Garantir l’accès à une éducation inclusive et équitable pour tous reste l’un des piliers du développement durable. En République Démocratique du Congo, une avancée significative a été franchie avec l’adoption de la circulaire n°1245, qui permet désormais aux filles enceintes de rester à l’école.
Une mesure saluée par les Nations Unies, qui y voient un tournant historique dans la lutte contre les inégalités de genre et l’exclusion scolaire.
Une réponse concrète à une problématique persistante
Pendant longtemps, les jeunes filles enceintes étaient contraintes d’abandonner leurs études, souvent en raison de stigmatisation sociale ou de directives discriminatoires.

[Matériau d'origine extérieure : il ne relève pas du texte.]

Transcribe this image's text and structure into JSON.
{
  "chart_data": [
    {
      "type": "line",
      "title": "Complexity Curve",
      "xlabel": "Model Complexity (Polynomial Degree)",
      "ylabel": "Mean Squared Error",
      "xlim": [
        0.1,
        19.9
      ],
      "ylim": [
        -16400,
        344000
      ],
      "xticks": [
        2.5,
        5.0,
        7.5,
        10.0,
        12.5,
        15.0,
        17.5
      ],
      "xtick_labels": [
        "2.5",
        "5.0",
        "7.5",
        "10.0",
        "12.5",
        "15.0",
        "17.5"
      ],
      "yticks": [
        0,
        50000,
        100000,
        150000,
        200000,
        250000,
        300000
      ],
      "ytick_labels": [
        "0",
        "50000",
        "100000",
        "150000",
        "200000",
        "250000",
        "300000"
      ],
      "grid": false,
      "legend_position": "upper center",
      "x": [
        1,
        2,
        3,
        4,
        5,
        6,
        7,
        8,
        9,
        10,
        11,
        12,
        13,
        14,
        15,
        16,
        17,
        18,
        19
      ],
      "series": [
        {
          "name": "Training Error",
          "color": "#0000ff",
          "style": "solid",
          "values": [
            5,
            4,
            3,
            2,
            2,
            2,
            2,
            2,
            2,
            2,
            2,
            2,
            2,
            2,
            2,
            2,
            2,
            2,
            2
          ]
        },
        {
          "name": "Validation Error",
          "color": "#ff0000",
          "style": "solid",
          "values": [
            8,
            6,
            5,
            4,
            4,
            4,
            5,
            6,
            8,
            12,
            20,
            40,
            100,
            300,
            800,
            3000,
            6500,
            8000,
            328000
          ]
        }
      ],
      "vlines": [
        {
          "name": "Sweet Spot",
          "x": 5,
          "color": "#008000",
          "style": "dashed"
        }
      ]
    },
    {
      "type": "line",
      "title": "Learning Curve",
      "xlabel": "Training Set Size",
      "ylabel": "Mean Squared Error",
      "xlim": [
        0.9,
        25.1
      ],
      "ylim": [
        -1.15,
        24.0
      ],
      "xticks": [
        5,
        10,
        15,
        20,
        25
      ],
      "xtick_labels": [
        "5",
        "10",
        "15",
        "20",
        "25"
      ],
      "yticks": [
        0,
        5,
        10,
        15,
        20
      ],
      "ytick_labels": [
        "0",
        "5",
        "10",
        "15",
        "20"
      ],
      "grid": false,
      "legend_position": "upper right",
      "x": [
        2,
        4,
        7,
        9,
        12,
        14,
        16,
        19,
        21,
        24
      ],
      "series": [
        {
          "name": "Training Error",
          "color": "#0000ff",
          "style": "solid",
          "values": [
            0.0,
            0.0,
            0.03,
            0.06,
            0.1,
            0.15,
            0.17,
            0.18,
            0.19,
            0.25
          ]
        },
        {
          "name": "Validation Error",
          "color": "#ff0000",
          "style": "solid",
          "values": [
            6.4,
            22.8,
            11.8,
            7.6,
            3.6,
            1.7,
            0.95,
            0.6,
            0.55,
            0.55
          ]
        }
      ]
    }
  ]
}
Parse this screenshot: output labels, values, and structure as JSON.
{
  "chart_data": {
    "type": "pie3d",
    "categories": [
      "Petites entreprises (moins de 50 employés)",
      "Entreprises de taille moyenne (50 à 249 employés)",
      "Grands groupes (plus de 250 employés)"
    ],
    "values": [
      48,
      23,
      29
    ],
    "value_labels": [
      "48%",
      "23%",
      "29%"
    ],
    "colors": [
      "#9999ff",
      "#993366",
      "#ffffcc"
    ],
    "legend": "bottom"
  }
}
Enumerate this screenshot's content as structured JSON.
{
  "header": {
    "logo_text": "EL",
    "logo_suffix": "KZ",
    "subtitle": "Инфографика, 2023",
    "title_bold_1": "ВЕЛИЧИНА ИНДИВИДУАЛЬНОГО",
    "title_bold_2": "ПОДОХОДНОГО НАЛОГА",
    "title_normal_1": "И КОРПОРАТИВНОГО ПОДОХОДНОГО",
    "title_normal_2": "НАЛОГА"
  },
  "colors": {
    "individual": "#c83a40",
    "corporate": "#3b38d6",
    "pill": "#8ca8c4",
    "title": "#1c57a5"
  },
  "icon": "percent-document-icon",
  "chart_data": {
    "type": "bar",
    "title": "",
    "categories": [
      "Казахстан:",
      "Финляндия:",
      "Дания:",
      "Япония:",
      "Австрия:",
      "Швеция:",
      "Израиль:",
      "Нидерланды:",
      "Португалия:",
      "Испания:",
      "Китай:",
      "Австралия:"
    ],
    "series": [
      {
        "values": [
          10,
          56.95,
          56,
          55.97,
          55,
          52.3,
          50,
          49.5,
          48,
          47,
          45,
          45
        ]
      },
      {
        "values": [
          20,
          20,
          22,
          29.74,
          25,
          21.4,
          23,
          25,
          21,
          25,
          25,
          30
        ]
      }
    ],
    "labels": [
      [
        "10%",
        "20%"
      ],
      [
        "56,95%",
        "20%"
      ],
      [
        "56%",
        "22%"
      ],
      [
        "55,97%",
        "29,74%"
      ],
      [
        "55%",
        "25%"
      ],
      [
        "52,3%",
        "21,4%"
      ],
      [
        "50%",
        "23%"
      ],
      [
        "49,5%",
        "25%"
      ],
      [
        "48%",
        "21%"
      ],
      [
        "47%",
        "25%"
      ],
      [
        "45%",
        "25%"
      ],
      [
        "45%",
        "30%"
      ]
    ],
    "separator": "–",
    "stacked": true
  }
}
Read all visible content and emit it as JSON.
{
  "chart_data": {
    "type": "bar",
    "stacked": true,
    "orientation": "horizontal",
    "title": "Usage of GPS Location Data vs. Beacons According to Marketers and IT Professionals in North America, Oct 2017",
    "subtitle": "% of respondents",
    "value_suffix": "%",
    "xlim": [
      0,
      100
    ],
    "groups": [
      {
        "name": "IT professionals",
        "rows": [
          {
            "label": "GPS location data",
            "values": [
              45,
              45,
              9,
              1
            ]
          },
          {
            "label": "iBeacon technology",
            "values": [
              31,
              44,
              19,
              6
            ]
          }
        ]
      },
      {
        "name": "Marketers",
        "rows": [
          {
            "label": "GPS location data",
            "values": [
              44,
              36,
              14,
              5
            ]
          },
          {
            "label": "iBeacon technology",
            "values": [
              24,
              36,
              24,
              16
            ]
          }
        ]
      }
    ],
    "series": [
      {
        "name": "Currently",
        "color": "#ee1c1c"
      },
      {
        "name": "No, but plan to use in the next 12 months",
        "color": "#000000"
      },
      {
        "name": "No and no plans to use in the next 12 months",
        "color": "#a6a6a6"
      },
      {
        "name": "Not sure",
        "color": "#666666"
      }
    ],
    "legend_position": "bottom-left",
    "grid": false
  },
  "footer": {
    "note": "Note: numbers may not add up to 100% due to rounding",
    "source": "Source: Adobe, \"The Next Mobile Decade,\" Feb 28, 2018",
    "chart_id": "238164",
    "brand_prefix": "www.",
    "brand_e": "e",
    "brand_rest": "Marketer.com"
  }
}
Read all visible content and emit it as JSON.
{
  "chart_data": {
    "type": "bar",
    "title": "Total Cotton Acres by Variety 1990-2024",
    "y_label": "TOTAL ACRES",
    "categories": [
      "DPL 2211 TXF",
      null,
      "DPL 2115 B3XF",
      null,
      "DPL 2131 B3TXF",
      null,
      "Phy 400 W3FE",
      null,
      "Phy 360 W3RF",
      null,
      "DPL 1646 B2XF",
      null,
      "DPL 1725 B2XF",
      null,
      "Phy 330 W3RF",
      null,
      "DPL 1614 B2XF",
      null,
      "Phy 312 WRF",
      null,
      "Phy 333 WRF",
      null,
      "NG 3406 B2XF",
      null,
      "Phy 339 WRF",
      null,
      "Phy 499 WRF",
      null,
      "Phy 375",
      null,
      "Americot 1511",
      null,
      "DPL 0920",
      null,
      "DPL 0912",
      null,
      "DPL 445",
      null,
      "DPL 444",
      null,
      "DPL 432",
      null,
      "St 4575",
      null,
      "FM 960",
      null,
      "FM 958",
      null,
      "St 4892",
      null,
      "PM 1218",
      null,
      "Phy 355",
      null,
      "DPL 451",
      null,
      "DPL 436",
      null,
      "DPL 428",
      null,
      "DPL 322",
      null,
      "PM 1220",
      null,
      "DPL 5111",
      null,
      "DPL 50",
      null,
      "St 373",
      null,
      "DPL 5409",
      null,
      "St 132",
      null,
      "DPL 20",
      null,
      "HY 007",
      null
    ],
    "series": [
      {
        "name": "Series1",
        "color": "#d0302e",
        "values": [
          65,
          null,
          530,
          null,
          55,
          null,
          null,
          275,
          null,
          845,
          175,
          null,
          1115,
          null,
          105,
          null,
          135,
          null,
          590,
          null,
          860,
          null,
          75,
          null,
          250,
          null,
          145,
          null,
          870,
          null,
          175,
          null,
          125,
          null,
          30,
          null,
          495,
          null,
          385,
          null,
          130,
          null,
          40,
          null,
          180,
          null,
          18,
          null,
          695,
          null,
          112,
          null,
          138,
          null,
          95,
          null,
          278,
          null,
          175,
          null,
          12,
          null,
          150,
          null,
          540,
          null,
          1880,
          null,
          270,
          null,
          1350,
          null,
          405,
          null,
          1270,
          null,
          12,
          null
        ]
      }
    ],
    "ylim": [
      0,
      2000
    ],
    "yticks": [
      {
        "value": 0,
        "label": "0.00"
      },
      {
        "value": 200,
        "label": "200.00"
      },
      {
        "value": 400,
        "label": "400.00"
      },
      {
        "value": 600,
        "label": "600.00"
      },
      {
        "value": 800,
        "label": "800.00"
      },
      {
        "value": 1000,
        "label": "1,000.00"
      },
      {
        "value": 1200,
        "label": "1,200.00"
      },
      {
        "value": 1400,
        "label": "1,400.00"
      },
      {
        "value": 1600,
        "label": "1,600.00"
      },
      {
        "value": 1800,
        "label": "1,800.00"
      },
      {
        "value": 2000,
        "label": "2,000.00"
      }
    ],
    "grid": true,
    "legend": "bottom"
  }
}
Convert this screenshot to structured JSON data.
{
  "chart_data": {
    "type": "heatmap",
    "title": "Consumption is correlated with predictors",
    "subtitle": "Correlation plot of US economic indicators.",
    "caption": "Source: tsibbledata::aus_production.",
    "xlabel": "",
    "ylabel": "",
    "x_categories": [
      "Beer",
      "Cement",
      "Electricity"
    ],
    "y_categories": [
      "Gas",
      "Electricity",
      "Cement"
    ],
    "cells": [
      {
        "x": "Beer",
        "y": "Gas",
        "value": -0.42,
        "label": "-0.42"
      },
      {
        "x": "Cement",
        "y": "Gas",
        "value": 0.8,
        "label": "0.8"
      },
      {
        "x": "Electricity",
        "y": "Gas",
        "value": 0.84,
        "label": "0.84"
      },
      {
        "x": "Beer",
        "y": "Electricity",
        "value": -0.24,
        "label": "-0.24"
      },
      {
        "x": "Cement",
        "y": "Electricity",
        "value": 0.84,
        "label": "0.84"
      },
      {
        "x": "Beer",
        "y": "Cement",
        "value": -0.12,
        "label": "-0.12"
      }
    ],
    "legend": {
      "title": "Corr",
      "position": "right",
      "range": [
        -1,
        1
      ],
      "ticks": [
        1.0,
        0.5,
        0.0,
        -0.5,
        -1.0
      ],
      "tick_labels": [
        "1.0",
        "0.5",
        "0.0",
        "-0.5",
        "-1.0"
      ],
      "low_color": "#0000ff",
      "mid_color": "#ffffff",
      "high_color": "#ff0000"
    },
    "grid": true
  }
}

Désormais, grâce à la circulaire signée par le Ministère de l’Éducation nationale et de la Nouvelle Citoyenneté, ce droit fondamental à l’éducation est garanti, même en cas de grossesse.
« Garantir le droit inaliénable à l’éducation pour toutes les filles, y compris celles confrontées à une grossesse, constitue une pierre angulaire de l’égalité des sexes et du développement durable », a souligné John Agbor, Coordinateur résident du système des Nations Unies en RDC.
Une mesure contre les violences et l’exclusion
Ce texte va bien au-delà du simple accès à l’école, il constitue une réponse directe aux violences sexuelles, au manque d’accès à l’information, et à la faible autonomie corporelle des adolescentes, souvent à l’origine de ces grossesses précoces.
Pour les Nations Unies, cette initiative est un levier essentiel de transformation sociale. Elle contribue également à atteindre plusieurs Objectifs de Développement Durable (ODD), notamment ceux liés à la santé (ODD 3), à l’éducation (ODD 4), à l’égalité de genre (ODD 5), ou encore à la réduction des inégalités (ODD 10).
Un engagement multilatéral pour une éducation inclusive
Dans le cadre du Cadre de Coopération pour le Développement Durable (CCDD 2025-2029), l’ONU en RDC mise sur un accompagnement global du gouvernement dans la promotion de l’égalité des sexes.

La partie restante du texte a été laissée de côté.